Leaders of the House Committee on Transportation and Infrastructure have called on the Federal Communications Commission to assess if the telecommunication sector’s plan to use the C-band spectrum for 5G broadband service would pose risks to aviation safety.
In a letter addressed to FCC Chairwoman Jessica Rosenworcel, Reps. Peter DeFazio, chair of the committee, and Rick Larsen, chair of the subcommittee on aviation, urged the FCC to halt the planned use of the C-band spectrum until the Federal Aviation Administration completed its risk assessment.
The FCC should also provide the FAA with technical data necessary to support the assessment of risks presented by 5G network operations in the 3.7 to 4.2 GHz band.

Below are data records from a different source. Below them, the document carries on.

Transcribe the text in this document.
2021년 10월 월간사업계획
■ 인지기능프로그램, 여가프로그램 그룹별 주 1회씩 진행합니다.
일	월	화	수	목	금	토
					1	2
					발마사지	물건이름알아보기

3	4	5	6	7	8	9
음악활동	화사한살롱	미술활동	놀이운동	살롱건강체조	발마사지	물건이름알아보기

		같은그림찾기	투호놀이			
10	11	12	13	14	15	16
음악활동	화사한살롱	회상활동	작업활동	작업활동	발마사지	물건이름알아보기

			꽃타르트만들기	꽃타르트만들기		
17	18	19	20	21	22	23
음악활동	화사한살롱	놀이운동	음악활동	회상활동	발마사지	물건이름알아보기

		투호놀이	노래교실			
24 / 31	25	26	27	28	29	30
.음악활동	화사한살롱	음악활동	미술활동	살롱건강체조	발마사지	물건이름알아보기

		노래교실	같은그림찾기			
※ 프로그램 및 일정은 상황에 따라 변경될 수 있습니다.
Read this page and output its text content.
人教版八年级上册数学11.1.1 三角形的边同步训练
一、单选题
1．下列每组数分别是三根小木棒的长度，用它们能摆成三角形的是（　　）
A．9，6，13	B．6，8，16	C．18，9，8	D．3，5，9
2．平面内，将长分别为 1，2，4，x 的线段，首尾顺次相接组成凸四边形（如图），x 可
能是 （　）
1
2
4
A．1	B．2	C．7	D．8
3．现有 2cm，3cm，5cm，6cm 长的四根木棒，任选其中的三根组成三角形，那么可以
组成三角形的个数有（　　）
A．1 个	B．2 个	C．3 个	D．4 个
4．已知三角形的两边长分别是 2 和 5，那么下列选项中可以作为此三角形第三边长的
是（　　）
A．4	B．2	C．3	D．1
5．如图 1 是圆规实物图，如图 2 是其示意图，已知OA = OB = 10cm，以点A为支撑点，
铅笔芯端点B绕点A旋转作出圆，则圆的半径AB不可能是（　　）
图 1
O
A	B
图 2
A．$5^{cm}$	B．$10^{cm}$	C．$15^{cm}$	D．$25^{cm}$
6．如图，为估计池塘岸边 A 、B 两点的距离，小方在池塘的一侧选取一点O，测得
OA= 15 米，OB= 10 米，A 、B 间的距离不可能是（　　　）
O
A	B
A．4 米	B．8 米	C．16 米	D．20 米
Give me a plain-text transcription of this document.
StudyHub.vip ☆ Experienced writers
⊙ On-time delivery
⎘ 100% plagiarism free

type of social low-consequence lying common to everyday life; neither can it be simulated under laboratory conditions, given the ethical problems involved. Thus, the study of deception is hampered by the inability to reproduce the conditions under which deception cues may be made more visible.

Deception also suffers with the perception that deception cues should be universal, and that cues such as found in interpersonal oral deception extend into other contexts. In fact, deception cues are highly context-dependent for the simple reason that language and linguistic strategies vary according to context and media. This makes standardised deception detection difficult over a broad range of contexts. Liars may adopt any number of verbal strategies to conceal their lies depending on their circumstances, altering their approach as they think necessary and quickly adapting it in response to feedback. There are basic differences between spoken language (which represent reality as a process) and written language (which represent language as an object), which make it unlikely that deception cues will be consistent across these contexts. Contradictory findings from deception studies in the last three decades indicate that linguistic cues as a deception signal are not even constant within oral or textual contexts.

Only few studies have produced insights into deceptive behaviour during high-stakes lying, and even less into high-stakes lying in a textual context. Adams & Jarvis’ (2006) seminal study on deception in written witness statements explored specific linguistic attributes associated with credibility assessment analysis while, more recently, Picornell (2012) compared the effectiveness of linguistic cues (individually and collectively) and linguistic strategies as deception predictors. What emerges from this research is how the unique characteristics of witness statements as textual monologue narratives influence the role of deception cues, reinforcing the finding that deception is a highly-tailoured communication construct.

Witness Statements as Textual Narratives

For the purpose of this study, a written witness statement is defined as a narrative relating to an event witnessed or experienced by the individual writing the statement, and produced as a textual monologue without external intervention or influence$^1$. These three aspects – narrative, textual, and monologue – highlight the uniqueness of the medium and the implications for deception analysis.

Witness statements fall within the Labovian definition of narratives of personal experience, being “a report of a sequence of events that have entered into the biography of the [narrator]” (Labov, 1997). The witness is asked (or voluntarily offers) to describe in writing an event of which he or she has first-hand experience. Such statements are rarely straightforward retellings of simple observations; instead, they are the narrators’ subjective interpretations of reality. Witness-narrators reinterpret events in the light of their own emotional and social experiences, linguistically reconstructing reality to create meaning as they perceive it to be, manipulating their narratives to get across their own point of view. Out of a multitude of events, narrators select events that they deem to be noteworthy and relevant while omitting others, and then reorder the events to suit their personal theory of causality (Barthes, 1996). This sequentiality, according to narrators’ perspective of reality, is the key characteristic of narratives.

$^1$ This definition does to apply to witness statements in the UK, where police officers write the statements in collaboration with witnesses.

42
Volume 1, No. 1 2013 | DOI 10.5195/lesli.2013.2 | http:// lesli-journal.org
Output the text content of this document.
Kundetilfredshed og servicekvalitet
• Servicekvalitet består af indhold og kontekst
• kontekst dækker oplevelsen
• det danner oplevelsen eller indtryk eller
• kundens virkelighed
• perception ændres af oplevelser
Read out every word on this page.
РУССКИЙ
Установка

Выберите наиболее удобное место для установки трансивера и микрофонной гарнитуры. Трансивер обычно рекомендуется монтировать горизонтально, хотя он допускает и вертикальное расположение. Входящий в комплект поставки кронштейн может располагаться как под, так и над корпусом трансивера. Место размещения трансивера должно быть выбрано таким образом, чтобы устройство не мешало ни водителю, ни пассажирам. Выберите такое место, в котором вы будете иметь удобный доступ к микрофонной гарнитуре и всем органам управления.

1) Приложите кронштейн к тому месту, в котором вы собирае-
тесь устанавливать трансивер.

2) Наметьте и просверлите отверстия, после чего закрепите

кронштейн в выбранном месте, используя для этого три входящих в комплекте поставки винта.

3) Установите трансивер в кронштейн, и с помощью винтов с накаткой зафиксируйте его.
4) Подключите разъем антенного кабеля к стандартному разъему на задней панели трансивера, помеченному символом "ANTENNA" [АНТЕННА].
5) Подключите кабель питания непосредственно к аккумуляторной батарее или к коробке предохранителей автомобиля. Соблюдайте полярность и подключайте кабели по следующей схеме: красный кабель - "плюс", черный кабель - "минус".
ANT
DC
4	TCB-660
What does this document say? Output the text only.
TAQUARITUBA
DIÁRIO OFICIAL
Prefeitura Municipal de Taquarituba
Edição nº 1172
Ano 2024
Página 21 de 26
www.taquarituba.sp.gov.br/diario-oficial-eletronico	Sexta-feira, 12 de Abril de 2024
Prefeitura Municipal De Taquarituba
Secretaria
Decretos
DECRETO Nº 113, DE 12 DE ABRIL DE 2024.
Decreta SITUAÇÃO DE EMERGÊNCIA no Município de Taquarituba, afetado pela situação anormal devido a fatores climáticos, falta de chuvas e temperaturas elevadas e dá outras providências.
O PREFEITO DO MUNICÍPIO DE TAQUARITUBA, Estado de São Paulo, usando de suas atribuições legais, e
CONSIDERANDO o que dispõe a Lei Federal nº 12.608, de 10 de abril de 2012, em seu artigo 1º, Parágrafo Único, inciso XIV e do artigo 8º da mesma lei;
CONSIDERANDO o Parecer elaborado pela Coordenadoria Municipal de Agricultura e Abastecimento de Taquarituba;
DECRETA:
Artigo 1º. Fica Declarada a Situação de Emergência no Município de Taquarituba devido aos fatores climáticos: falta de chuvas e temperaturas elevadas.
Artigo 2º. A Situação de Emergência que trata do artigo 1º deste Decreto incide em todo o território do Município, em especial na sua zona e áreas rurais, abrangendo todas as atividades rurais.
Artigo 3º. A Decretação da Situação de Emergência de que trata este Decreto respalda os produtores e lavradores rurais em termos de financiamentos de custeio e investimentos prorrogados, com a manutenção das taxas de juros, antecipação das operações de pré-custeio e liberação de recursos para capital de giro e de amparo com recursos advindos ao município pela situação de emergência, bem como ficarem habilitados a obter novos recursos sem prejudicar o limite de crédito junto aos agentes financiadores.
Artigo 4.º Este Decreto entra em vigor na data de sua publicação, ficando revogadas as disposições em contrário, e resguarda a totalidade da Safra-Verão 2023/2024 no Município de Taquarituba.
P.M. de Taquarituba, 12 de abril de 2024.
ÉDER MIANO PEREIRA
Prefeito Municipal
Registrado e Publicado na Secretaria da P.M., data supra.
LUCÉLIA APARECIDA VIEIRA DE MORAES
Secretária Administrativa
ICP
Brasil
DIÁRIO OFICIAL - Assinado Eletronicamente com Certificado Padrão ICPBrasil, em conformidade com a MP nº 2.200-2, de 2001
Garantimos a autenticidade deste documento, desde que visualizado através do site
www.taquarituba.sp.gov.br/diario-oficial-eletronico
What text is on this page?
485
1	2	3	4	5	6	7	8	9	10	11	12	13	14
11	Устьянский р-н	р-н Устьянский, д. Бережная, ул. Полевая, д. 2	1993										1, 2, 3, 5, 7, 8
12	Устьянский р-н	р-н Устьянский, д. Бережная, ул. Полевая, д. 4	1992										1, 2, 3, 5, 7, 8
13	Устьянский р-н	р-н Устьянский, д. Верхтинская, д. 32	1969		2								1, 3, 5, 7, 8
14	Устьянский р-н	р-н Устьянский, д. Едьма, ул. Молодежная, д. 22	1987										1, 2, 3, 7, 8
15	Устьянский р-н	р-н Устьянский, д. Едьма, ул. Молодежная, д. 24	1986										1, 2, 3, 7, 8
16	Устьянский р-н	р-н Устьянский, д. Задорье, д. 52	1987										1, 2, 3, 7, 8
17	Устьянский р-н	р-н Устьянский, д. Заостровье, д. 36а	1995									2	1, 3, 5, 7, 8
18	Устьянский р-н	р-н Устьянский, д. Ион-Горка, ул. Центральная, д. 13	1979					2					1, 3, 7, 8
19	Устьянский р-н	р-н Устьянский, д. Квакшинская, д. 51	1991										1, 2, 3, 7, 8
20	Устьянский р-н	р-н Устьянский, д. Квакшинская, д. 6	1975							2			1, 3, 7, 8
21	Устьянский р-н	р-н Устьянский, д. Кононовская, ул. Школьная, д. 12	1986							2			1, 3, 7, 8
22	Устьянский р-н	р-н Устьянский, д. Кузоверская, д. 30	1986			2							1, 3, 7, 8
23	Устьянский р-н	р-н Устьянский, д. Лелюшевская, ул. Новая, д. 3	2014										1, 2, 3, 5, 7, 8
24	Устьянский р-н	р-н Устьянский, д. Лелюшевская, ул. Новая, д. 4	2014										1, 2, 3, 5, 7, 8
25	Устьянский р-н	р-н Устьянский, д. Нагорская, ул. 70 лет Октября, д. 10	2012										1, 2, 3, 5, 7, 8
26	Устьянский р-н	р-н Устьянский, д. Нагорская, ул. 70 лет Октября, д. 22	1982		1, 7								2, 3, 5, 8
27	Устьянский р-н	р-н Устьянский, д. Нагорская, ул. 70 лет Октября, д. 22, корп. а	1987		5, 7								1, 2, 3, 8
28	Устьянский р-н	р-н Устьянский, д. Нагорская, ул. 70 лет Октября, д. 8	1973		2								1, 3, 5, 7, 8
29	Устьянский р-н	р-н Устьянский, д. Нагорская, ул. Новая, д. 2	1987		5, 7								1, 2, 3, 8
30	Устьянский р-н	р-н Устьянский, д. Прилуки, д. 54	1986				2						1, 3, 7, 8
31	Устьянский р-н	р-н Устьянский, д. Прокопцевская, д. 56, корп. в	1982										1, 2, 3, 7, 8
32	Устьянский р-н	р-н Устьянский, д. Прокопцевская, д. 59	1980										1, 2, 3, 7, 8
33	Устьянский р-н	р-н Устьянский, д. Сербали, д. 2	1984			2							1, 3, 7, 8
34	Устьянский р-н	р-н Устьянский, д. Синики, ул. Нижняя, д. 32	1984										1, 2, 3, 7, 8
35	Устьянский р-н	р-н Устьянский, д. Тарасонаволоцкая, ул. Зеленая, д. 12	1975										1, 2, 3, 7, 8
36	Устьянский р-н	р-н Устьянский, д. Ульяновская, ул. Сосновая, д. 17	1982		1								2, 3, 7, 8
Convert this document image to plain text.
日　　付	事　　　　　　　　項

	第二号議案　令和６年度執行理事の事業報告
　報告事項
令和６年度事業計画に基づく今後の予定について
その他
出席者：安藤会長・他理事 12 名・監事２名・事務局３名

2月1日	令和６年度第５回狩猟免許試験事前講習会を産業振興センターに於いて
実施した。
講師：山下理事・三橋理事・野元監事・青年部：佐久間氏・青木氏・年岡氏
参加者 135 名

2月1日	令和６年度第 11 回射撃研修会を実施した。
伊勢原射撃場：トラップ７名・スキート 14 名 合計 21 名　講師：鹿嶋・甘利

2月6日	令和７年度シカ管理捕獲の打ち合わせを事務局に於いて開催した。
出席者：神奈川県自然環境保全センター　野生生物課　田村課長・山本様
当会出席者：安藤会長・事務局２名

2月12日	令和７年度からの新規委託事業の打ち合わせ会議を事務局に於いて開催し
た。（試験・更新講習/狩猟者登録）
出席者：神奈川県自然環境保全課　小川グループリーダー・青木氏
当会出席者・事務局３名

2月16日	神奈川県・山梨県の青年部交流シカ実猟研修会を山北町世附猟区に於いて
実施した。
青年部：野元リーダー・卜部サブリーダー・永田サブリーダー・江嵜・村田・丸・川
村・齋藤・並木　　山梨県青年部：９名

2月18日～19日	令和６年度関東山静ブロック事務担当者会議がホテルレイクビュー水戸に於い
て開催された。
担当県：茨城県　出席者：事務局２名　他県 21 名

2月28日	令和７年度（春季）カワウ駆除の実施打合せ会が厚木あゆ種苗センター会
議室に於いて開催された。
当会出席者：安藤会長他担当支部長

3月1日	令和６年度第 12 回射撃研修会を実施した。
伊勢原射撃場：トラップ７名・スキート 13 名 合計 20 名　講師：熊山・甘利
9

“The FCC’s and the telecom industry’s approach of ‘deploy now, fix later’ is anathema to the strong safety culture we have created and nourished in aviation over the last 20 years. In aviation, we never roll the dice with safety. We never run headlong into a possible hazard to the safety of flight without a full and complete assessment and mitigation of those risks,” the committee leaders wrote.
In early November, the FAA acknowledged in its safety bulletin the concerns from aviation industry experts about the susceptibility of radio altimeters to 5G interference and recommended that aircraft operators inform pilots about any workaround to address in-flight radio altimeter anomalies.